Have you ever noticed the difference in daytime TV ads compared to those shown in the evening?
In the day, personal injury companies, denture manufacturers and baby accessories ads dominate the airwaves. Why? Because TV advertisers are trying to reach their target audiences. In other words, they are trying to get the most return from their budgets.
Paid Search audiences allow us to show ads to users who are most likely to convert. An advertiser could, for example, bid up on people who have already visited the website, or exclusively target women aged 18-25.
Kick-starting your audience targeting can drive huge uplifts in performance and efficiency – so why aren’t all advertisers using them effectively? Let’s look at some of the common stumbling blocks and how to address them.
You have a low-volume account
‘I’d love to use audiences, but I don’t have enough conversion data to actually optimise them.’
A fair point, but there are ways to use audiences even if you only have a handful of conversions each week.

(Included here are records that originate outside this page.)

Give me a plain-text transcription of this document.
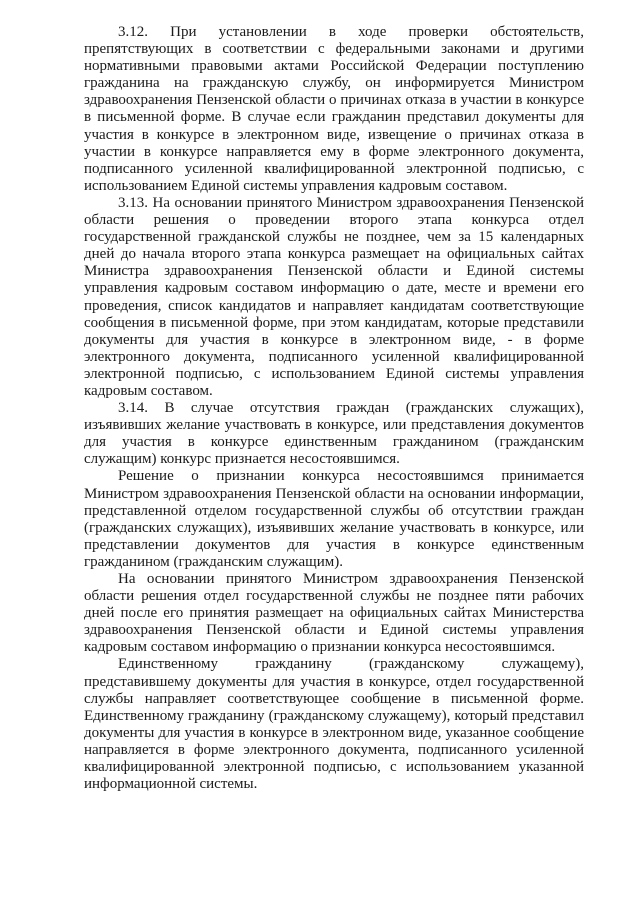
3.12. При установлении в ходе проверки обстоятельств, препятствующих в соответствии с федеральными законами и другими нормативными правовыми актами Российской Федерации поступлению гражданина на гражданскую службу, он информируется Министром здравоохранения Пензенской области о причинах отказа в участии в конкурсе в письменной форме. В случае если гражданин представил документы для участия в конкурсе в электронном виде, извещение о причинах отказа в участии в конкурсе направляется ему в форме электронного документа, подписанного усиленной квалифицированной электронной подписью, с использованием Единой системы управления кадровым составом.

3.13. На основании принятого Министром здравоохранения Пензенской области решения о проведении второго этапа конкурса отдел государственной гражданской службы не позднее, чем за 15 календарных дней до начала второго этапа конкурса размещает на официальных сайтах Министра здравоохранения Пензенской области и Единой системы управления кадровым составом информацию о дате, месте и времени его проведения, список кандидатов и направляет кандидатам соответствующие сообщения в письменной форме, при этом кандидатам, которые представили документы для участия в конкурсе в электронном виде, - в форме электронного документа, подписанного усиленной квалифицированной электронной подписью, с использованием Единой системы управления кадровым составом.

3.14. В случае отсутствия граждан (гражданских служащих), изъявивших желание участвовать в конкурсе, или представления документов для участия в конкурсе единственным гражданином (гражданским служащим) конкурс признается несостоявшимся.

Решение о признании конкурса несостоявшимся принимается Министром здравоохранения Пензенской области на основании информации, представленной отделом государственной службы об отсутствии граждан (гражданских служащих), изъявивших желание участвовать в конкурсе, или представлении документов для участия в конкурсе единственным гражданином (гражданским служащим).

На основании принятого Министром здравоохранения Пензенской области решения отдел государственной службы не позднее пяти рабочих дней после его принятия размещает на официальных сайтах Министерства здравоохранения Пензенской области и Единой системы управления кадровым составом информацию о признании конкурса несостоявшимся.

Единственному гражданину (гражданскому служащему), представившему документы для участия в конкурсе, отдел государственной службы направляет соответствующее сообщение в письменной форме. Единственному гражданину (гражданскому служащему), который представил документы для участия в конкурсе в электронном виде, указанное сообщение направляется в форме электронного документа, подписанного усиленной квалифицированной электронной подписью, с использованием указанной информационной системы.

1) Overlay audiences at campaign level. In the past, Google only allowed application of audiences at ad group-level but this has now changed. Removing ad group audiences and overlaying at campaign level instead is a great way to combat the ‘spread too thin’ scenario when it comes to data analysis and optimisation.
2) Apply audiences to Brand. Often overlooked because bidding up on audiences is redundant when you’re already in average position 1.0 – but what about using Brand audiences as a data-gathering tool? In almost every account, Brand achieves far more conversions than Generics because users have higher intent to convert; last month, 98% of conversions came through Brand for one of our large retail clients. Overlay lists on Brand campaigns and extrapolate your findings to Generics campaigns.
You have a high-spending account
‘I’d love to use audiences, but my budget’s small and I can’t afford to.’
A small budget can be a hindrance, but audiences can maximise efficiency and even save money!
1) Make high-spending, low-performance campaigns RLSA only. Instead of targeting everyone, reduce costs by only targeting particular users. For example, you could just show ads to previous converters, or those already on the client’s CRM database (customer match). A potential pitfall of this approach is limiting your reach too much, in which case you could open up your campaign by bidding on more generic terms or using some modified broad match keywords. This will increase reach – but only for users who sit in your target audience.
2) Exclude poor-performing audiences. Let’s say you find that men aged 35-44 have a really poor conversion rate. Or perhaps you’re advertising a one-time service so targeting previous converters is redundant. Consider excluding these audiences and spend your budget more efficiently.
You need to get more creative with your audiences
‘My lists are not really doing very much.’
If you just use the standard ‘all visitors’ and ‘all converters’ lists, there are plenty of opportunities to expand your audience targeting.
1) Use Google Analytics lists. GA has the functionality to generate more creative lists than AdWords – segment by bounce rate, page depth, website events and more. Then there’s the Smart List, which skims the ‘best’ people off your existing remarketing lists and puts them into a new audience. We’ve found these lists work well in a number of verticals – for one recruitment client, Smart List conversion rate was 14% higher and CPA 28% lower than standard remarketing lists.
2) Overlay YouTube lists on Search campaigns. Show Search ads to people who have liked, commented on or shared your video or visited / subscribed to your channel. These users have already shown an interest in your brand so take advantage of that!
3) Use specific messaging for different audiences. Show special offer ads exclusively to users who have already visited your website or speak to men and women differently using tailored ad copy. Greater personalisation is key to strong performance.
The world of Paid Search has been shifting towards audience-based marketing for some time now. You may be doing all the right things when it comes to optimising at keyword level, but are you sure that your audience strategy is up to scratch? Have a critical look at the audiences you have in place and identify areas for improvement in your strategy - don't miss out!